Code to get unique values

Hello All,

I am trying to write a script which returns me clientID,programId,userID indicated in bold from the below log files.Log file is having many such data , iam just presenting sample .

Sample Log file.

[2018-05-09 08:01:24,251] hostname 1525867288264 UA:MP:EP491418 http-nio-8080-exec-11 ERROR Get Price Failed! EP491418 , UA , MP (AbstractLocal
PricingServiceV1)
[2018-05-09 08:01:24,251] hostname 1525867288264 UA:MP:EP491418 http-nio-8080-exec-11 ERROR Exception while search for products (CartService)
com.xx.xx.pricing.pricingapi.exception.InvalidCartRequestException: Error: Failed to calculate US Tax. Error Number: '2' Error Description: 'A valid city/state or zip code required.' | Params: Address={
  "line1" : "6 allee de Mauregard",
  "line2" : "",
  "city" : "Gif sur Yvette",
  "stateCode" : "Essonne",
  "postalCode" : "91190",
  "countryCode" : "US"
} taxType=Sales

Expected Output is

UA:MP:EP491418 
UA:MP:HR722540
UA:MP:EG359458

zGrep Pattern

zgrep -B1 "Failed to calculate US Tax" log-gr_base.log.2018-05-08.gz  | zgrep "CartService" |sort --unique

Output from the above zgrep pattern

[2018-05-08 09:43:32,135] hostname 1525787013878 UA:MP:HR722540 http-nio-8080-exec-14 ERROR Exception while search for products (CartService)
[2018-05-08 09:43:41,636] hostname 1525787029223 UA:MP:HR722540 http-nio-8080-exec-45 ERROR Exception while search for products (CartService)
[2018-05-08 11:24:07,182] hostname 1525793054329 UA:MP:EG359458 http-nio-8080-exec-32 ERROR Exception while search for products (CartService)
[2018-05-08 11:24:26,796] hostname 1525793068993 UA:MP:EG359458 http-nio-8080-exec-45 ERROR Exception while search for products (CartService)
[2018-05-08 11:24:30,903] hostname 1525793073833 UA:MP:EG359458 http-nio-8080-exec-7 ERROR Exception while search for products (CartService)
[2018-05-08 11:24:54,760] hostname 1525793099189 UA:MP:EG359458 http-nio-8080-exec-5 ERROR Exception while search for products (CartService)
[2018-05-08 11:25:16,744] hostname 1525793124418 UA:MP:EG359458 http-nio-8080-exec-18 ERROR Exception while search for products (CartService)
[2018-05-08 11:25:21,622] hostname 1525793122821 UA:MP:EG359458 http-nio-8080-exec-2 ERROR Exception while search for products (CartService)

Please help in getting
1. Only the unique clientID,programId,userID. Am not familiar with sed for getting this result.

Any help is appreciated.

Hmmm - are you sure?

Hello nextStep,

Could you please try following and let me know if this helps.

awk 'match($0,/UA:MP:[a-zA-Z]+[0-9]+/) && !a[substr($0,RSTART,RLENGTH)]++{print substr($0,RSTART,RLENGTH)}'  Input_file

Thanks,
R. Singh

1 Like

I am sorry for that.Hit the send button quickly

---------- Post updated at 05:11 AM ---------- Previous update was at 05:07 AM ----------

Hello Ravinder,

That code worked, much thanks. Pasting the output below.

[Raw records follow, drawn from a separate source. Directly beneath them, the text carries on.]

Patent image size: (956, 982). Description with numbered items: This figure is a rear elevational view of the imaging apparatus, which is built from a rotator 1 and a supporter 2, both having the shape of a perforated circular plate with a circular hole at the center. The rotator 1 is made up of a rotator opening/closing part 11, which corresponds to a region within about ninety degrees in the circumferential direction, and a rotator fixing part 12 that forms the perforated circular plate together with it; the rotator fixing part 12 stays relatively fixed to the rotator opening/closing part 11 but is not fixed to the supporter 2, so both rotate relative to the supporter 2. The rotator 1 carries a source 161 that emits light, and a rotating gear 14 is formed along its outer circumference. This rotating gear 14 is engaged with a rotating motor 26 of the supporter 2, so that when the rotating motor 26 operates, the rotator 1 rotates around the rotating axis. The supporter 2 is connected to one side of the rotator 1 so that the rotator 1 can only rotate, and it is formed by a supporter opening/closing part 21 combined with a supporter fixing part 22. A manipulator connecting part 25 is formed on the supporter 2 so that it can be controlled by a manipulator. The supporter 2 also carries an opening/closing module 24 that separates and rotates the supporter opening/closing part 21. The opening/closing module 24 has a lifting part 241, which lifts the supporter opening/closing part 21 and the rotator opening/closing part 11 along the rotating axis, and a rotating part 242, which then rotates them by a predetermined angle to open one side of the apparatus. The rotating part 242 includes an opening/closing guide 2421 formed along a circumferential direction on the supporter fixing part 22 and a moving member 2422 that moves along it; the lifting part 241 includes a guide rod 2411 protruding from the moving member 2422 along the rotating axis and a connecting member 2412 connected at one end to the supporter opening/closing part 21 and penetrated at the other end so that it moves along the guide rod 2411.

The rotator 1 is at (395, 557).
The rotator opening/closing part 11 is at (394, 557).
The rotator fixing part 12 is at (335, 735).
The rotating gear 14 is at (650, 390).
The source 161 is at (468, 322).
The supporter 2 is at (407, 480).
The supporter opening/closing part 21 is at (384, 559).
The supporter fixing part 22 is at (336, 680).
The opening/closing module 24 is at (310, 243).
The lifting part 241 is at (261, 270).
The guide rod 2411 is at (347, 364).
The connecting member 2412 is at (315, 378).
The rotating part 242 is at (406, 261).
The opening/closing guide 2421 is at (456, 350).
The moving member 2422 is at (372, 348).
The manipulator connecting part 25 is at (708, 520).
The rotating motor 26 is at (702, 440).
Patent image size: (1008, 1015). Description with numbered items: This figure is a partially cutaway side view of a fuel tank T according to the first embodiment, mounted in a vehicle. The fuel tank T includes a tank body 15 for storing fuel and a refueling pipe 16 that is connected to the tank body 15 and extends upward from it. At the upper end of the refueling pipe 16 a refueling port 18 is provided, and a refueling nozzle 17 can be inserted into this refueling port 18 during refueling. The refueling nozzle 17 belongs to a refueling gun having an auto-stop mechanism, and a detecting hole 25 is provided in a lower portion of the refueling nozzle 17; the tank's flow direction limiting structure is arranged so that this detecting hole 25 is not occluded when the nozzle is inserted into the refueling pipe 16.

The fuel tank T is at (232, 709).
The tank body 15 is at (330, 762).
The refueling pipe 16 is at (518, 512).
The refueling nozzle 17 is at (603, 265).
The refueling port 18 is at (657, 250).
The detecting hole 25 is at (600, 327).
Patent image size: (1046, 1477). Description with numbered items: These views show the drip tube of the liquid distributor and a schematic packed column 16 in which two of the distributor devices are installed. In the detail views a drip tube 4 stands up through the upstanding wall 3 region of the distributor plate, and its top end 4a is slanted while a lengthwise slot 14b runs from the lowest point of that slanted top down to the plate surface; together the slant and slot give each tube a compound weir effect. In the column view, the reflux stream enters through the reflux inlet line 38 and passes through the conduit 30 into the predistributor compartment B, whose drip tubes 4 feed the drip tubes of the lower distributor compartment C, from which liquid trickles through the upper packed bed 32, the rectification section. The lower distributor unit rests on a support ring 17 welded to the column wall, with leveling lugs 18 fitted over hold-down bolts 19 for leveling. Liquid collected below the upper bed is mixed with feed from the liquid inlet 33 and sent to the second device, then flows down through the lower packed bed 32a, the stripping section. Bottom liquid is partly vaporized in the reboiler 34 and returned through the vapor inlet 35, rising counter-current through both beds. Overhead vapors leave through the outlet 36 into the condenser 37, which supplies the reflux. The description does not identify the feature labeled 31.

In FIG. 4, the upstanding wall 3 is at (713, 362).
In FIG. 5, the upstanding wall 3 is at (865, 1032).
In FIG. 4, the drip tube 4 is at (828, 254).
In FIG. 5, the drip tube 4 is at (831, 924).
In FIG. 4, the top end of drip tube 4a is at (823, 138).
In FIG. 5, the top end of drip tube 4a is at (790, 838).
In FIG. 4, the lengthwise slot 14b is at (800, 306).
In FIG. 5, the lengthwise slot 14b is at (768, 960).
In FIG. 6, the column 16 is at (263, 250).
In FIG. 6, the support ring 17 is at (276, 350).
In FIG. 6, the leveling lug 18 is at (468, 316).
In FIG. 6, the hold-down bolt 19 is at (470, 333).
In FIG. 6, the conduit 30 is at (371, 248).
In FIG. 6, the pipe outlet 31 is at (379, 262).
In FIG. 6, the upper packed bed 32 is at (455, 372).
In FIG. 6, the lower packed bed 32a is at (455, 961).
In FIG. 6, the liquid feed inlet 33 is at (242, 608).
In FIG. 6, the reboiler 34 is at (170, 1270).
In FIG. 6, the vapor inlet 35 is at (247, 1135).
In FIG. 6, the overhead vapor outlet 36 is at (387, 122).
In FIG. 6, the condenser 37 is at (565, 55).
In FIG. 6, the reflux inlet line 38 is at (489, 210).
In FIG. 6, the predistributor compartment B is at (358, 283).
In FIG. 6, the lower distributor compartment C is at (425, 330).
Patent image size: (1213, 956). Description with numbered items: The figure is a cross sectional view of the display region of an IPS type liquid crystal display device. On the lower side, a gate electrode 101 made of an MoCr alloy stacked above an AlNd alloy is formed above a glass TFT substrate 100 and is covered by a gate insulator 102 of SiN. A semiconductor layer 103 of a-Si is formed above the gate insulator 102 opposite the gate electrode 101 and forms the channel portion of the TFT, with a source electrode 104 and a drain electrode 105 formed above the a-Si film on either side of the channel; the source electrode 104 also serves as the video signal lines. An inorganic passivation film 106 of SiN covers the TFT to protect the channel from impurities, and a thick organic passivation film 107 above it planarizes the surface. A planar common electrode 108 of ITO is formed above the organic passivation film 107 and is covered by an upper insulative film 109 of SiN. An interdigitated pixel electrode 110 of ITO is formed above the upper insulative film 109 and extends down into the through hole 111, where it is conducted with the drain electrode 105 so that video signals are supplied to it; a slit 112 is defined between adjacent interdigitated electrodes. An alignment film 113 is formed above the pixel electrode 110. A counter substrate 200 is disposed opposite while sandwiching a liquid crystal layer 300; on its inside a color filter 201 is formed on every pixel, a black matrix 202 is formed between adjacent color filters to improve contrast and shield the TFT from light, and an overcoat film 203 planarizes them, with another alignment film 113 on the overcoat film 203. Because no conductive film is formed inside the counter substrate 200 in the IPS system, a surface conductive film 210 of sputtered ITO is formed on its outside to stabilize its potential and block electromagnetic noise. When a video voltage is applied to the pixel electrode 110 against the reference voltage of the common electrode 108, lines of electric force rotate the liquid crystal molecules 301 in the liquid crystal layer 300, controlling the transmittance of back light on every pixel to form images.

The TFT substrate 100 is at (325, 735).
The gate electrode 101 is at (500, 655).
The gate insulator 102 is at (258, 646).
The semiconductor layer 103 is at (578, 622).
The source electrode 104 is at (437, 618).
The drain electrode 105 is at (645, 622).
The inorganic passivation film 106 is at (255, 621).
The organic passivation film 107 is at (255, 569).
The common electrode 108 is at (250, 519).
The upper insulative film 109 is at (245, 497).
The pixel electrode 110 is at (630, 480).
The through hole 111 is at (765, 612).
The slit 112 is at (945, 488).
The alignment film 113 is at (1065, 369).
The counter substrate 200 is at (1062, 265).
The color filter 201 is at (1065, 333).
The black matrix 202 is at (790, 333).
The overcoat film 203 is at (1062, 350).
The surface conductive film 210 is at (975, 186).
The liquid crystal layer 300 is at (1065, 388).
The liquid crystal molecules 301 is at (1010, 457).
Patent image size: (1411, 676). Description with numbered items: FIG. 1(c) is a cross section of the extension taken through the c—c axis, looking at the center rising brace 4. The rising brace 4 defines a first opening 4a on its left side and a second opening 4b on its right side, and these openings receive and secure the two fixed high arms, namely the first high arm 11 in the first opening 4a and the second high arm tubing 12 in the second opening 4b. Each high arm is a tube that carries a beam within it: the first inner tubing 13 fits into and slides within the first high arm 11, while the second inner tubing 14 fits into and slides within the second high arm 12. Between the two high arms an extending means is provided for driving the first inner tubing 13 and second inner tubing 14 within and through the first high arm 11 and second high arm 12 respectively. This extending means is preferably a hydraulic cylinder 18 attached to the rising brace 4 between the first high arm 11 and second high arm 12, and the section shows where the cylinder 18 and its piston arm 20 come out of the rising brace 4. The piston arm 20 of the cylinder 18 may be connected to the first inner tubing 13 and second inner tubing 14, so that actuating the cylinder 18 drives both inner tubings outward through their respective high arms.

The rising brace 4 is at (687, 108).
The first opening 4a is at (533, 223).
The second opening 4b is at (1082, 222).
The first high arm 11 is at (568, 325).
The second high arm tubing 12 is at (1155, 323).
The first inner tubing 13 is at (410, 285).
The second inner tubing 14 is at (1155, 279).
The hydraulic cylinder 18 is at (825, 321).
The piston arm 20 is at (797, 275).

 zgrep -B1 "Failed to calculate US Tax" logFile  | zgrep "CartService" |awk 'match($0,/UA:MP:[a-zA-Z]+[0-9]+/) && !a[substr($0,RSTART,RLENGTH)]++{print substr($0,RSTART,RLENGTH)}'

UA:MP:HR722540
UA:MP:EG359458

Could you please explain the logic you have used above.

Here are some alternatives you could try:

zgrep -B1 "Failed to calculate US Tax" log-gr_base.log.2018-05-08.gz | grep "CartService" | grep -Eo "[[:upper:]]{2}:[[:upper:]]{2}:[[:upper:]]{2}[[:digit:]]{6}" | sort -u

or

zgrep -B1 "Failed to calculate US Tax" log-gr_base.log.2018-05-08.gz | sed -n '/CartService/s/.*\(..:..:........\).*/\1/p' | sort -u
gzcat log-gr_base.log.2018-05-08.gz | awk '/Failed to calculate US Tax/{print p}{p=$5}' | sort -u 

or

gzcat log-gr_base.log.2018-05-08.gz | awk '/Failed to calculate US Tax/ && !A[p]++{print p}{p=$5}' 

Hello nextStep,

Following is the explanation may help you on same.

awk '
match($0,/UA:MP:[a-zA-Z]+[0-9]+/) && !a[substr($0,RSTART,RLENGTH)]++{  ##Using match utility of awk to match REGEX UA:MP: alphabets till all occurrences then till all digits all occurrences AND(condition) to check if array a should NOT have index of substring of RSTART and RLENGTH variables then print substring of that line whose starting point is value of RSTART and final points RLENGTH.
   print substr($0,RSTART,RLENGTH)                                     ##Printing the substring whose value starts from RSTART to RLENGTH values.
}'  Input_file                                                                      ##Mentioning Input_file name here.
 

Thanks,
R. Singh

1 Like

Thanks.gzcat was not recogonized .Could you please help me to understand

sed -n '/CartService/s/.*\(..:..:........\).*/\1/p' | sort -u
grep -Eo "[[:upper:]]{2}:[[:upper:]]{2}:[[:upper:]]{2}[[:digit:]]{6}" 

Sometimes you need to use zcat instead of gzcat

The sed statement:

sed -n                         # -n: Do not automatically print records
/CartService/                  # Look for lines that contain "CartService"
s/.*\(..:..:........\).*/\1/p  # Discard everything but the last pattern on the line that looks like:
                               # 2 chars - colon - 2 chars - colon - 6 chars 
                               # (the .* gobbles up the first pattern on the line)
                               # \1 is a so-called back reference, it refers to the pattern within the escaped brackets
                               # So what it all does - in short - is look for "CartService" and then
                               # replace the entire line with the pattern and if it can do that, print the line 

The grep statement:
-E means use Extended Regular Expression.
-o means print only the matching part of the line (this option is non-standard and is not available in every grep utility).
[[:upper:]]{2}:[[:upper:]]{2}:[[:upper:]]{2}[[:digit:]]{6} means 2 uppercase letters - colon - 2 uppercase letters - colon - 2 uppercase letters + 6 digits.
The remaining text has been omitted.